The reason for this is that barely a month and a half after being discovered in South Africa, the variation has proven to be so contagious that it may be running out of individuals to infect.

“It’s going to come down as fast as it went up,” said Ali Mokdad, a professor of health metrics sciences at the University of Washington in Seattle.

Experts warn, however, that much remains unknown about how the pandemic's next phase may play out. According to government data, new COVID-19 cases in the United Kingdom fell to around 140,000 per day in the previous week after spiking to more than 200,000 per day earlier this month. While cases are still climbing in locations like southwest England and the West Midlands, Kevin McConway, a retired professor of applied statistics at Britain's Open University, believes the outbreak has peaked in London. The data have generated optimism that the two countries are set to experience something similar to what happened in South Africa when the wave crested at record highs in less than a month and then crashed.

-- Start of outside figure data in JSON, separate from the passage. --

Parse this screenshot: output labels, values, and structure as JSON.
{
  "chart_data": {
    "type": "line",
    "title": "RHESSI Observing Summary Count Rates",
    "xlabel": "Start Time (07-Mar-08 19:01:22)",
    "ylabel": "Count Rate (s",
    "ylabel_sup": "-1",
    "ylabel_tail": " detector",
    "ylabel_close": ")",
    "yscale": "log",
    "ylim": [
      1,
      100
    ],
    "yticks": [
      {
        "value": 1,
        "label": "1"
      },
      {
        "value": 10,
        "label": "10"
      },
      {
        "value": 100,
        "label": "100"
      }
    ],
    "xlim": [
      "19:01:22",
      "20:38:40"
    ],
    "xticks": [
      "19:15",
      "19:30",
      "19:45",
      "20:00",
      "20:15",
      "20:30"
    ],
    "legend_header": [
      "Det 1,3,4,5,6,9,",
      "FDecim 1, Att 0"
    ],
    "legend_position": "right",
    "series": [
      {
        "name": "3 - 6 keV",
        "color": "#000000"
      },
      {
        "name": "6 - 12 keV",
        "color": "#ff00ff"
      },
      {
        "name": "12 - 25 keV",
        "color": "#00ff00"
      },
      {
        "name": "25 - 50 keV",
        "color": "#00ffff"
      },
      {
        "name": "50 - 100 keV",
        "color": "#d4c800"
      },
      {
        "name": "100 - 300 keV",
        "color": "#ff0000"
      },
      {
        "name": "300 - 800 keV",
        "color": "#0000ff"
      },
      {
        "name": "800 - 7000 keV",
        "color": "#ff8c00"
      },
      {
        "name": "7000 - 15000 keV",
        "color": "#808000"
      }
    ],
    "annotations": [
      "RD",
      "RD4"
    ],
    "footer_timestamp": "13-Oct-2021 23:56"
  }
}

“We are seeing a definite falling-off of cases in the UK, but I’d like to see them fall much further before we know if what happened in South Africa will happen here,” said Dr Paul Hunter, a professor of medicine at the Britain’s University of East Anglia.

“There will probably be some ups and downs along the way, but I would hope that by Easter, we will be out of this,» Hunter said.

Still, the sheer numbers of people infected could prove overwhelming to fragile health systems, said Dr Prabhat Jha of the Centre for Global Health Research at St. Michael’s Hospital in Toronto.

“The next few weeks are going to be brutal because, in absolute numbers, there are so many people being infected that it will spill over into ICUs,” Jha said.

The US continues to see an exponential rise in cases due to the Omicron variant. Health experts say omicron appears to cause less severe symptoms and fewer hospitalisations. However, its rapid spread indicates that it is much more contagious than other variants. Omicron is currently the culprit in more than 90 per cent of US cases, a dizzying rise from less than 10 per cent two weeks ago. the US reported a record 1.35 million new COVID-19 cases in the last 24 hours. Top infectious disease expert Dr Anthony Fauci said, "Omicron, with its extraordinary, unprecedented degree of efficiency of transmissibility, will ultimately find just about everybody."